O fato é que o cinema americano - e o cinema comercial - dos anos 40, 50, principalmente, e 60, tinha um nível muitíssimo superior ao cinemão atual oriundo da indústria cultural hollywoodiana. Hollywood, como a que se conhecia, morreu, desapareceu, a dar lugar aos executivos da Mitsubichi, da Coca-Cola, entre outros, que controlam os estúdios e, como em linha de montagem, estabelecem as prioridades. Não existem mais aqueles produtores (Louis B. Mayer, Darryl Zannuck, David Selznick, Hal B. Wallis, Walter Wanger...) que entendiam muito de cinema, ainda que o interesse no mercado, a viabilidade comercial sempre presente. É indispensável a leitura, para se compreender o cinema hollywoodiano e o cinema de um modo mais geral, de O gênio do sistema, de Thomas Schatz (editado, acho, pela Companhia das Letras). Este livro de Schatz é um mergulho bem pesquisado e bem escrito no mundo do sistema hollywoodiano, que se baseiava no studio-system, no star-system e na divisão do cinema em gêneros.
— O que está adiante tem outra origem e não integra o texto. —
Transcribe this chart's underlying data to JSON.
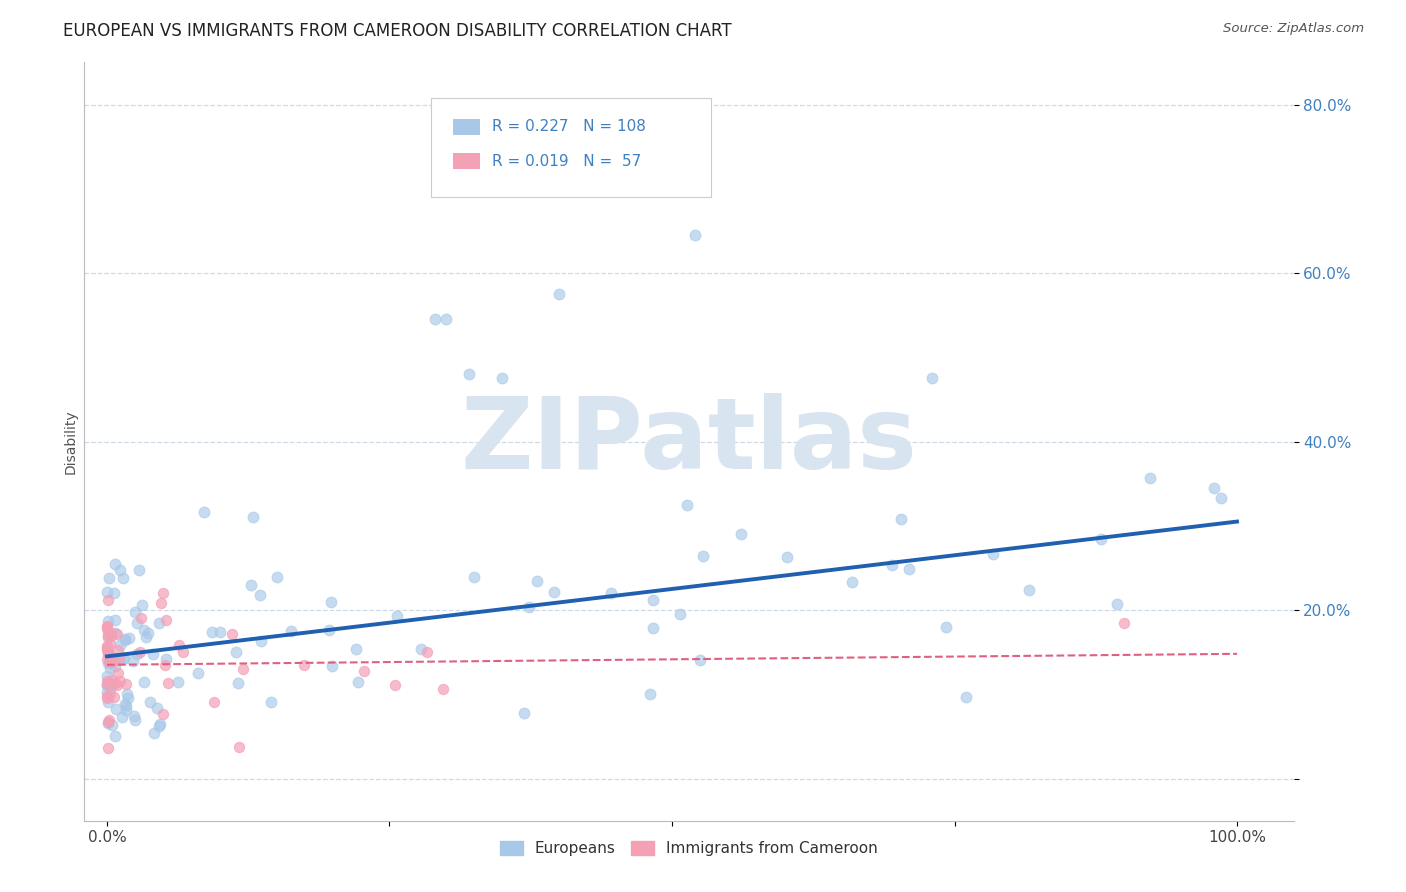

Quando da morte de Ernest Lubitsch, William Wyler, no enterro, exclamou: "Nunca mais teremos Lubitsch", e Billy Wilder, ao seu lado, retrucou: "Nunca mais teremos os filmes de Lubitsch". Diria a mesma coisa em relação ao diretor de Se meu apartamento falasse (The apartment, 1960), que o coloco entre os 20 mais de toda a história do cinema. Não existe mais, no cinema contemporâneo, um realizador com a verve, a competência, a ironia, o engenho e arte de Billy Wilder ou de um Frank Tashlin

Há ainda sensibilidade e certa ingenuidade para se fazer, hoje, uma Gigi como Vincente Minnelli a fez em 1958?

Cartas para a redação.

2 comentários:

Anônimo disse...

Concordo com você quando diz que "não existe mais, no cinema contemporâneo, um realizador com a verve, a competência, a ironia, o engenho e arte de Billy Wilder ou de um Frank Tashlin".
"Se meu apartamento falasse" é uma obra-prima do cinema, e apesar dos seus mais de 40 anos assistimos até hoje sem sentir envelhecimento (fora claro, as roupas e detalhes de época).

Anônimo disse...

Setaro,ésse é um tema delicado pois aparenta ser conflito de geração quando no fundo não é. É dificil para um jovem cinéfilo( existem ?) aceitar essa dura realidade. Estamos vivendo o tempo em que um débil mental entra num cinema em S. Paulo e metralha os espectadores( houve uma época, 1973, que isso era apenas enredo de Super-8, o brilhante "Rua da Paz", exibido na Jornada de Guido Araújo).
Essa queda de qualidade é geral, não é só no cinema. A Música popular, por exemplo, mostra bem essa decadência em letra e música.
Evidentemente existem as tais exceções mas são tão poucas que o lixo soterra facilmente.
O panorama urbano nas grandes cidades do mundo também é um retrato vivo da involução humana nesse século XXI. É aquela coisa, tem o avanço tecnológico do celular mas o camarada utiliza para chantagear pessoas diretamente dos presidios. Tem a TV de alta definição mas exibindo o Big Brother.Tem o desenvolvimento da química desviado para a fabricação de drogas sintéticas. A indústria de armamamentos fomenta "revoluções" por todos os lados. A arte é usada para lavagem de dinheiro, golpes e outras mumunhas que infestam as leis de incentivo.
Tem uma música, acho que de Lenine, que diz mais ou menos assim " a loura esfaqueada na sarjeta/o sangue escorrendo na calçada/ mas é um filme de amor". Nada mais contemporâneo.